In 2020, the onset of the Covid-19 pandemic brought this work to a sudden halt. However, ultimately, the shutdown marked a turning point for BGC’s archival initiative. With the gallery closed, making exhibition content accessible on the internet became crucial, leading to an increased institutional enthusiasm for digital archiving. Additionally, it gave BGC staff the opportunity to revisit past exhibitions leading associate curator Emma Cormack and director of Digital Humanities / Digital Exhibitions Jesse Merandy to launch the Exhibition Archives Project—­an initiative to preserve past and future exhibitions in website form. Satalof consulted on this project, and when things were back up and running again, he was promoted to a new position at BGC: archivist and digital preservation specialist.

With an experienced archivist now firmly embedded, Topcik will be able to realize the vision she had for the archives back in 2005. She described BGC’s archival process as “tending to our assets.” As a non-collecting institution (although it has formed a small, but growing, study collection over the past 10 years), some of Bard Graduate Center’s most important assets are the research and conversations that professors, curators, designers, students, and fellows produce when putting together exhibitions. To “make research visible,” as Dean Peter N. Miller puts it, Satalof gets involved in the exhibition-making process early: archiving email chains, Google docs, and tracking the development of exhibition themes through planning notes and loan research. In order to archive the research that went into Conserving Active Matter, an exhibition that closed shortly after he resumed working at BGC, Satalof worked closely with curator Soon Kai Poh. This was a particularly rewarding collaboration between curator and archivist due to Poh’s interest in digital conservation, a theme he highlighted in the exhibition.

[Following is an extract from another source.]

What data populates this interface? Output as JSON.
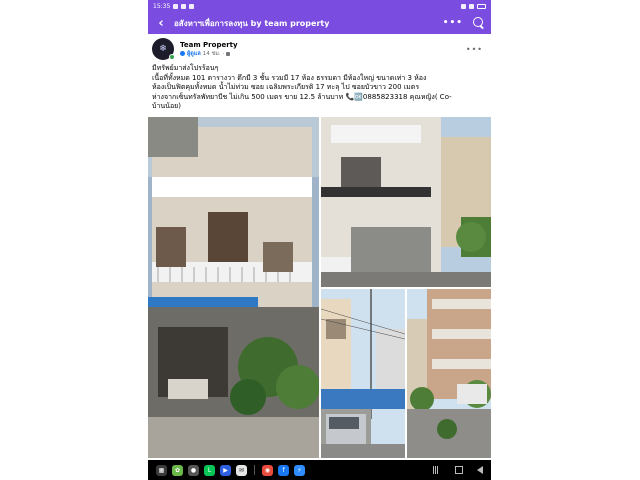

Satalof is still in the thick of processing and archiving a variety of materials from the eighty-plus exhibitions BGC has launched since its inception, a task he will be working on for some time. He said, “Part of the challenge of trying to process this thirty-year backlog, much of which hasn’t been cataloged and preserved, balancing the analog material from the early years and the recent born-digital material, which in a way faces greater risks of a different kind due to the impermanence of the web.” Recent digital material includes Qualifying Projects created by second-year MA students and online exhibitions that require regular maintenance and care to prevent them from malfunctioning if software goes out of date. In addition, he is putting together an overview of Bard Graduate Center’s exhibition history, which he expects to launch on the BGC website early next year to coincide with BGC’s thirtieth anniversary. Providing a baseline for the public and researchers to learn about the entirety of BGC’s exhibition history, it will include checklists, object highlights, installation images, and press coverage. As Topcik and Satalof diligently tend to the archives, they try to be as self-reflective as possible, acknowledging the implicit bias of any archivist and rejecting the archaic notion that archives are neutral. Moving forward, they hope to broaden their scope by incorporating the voices of students and the community.

Mackensie Griffin is a second-year BGC MA student.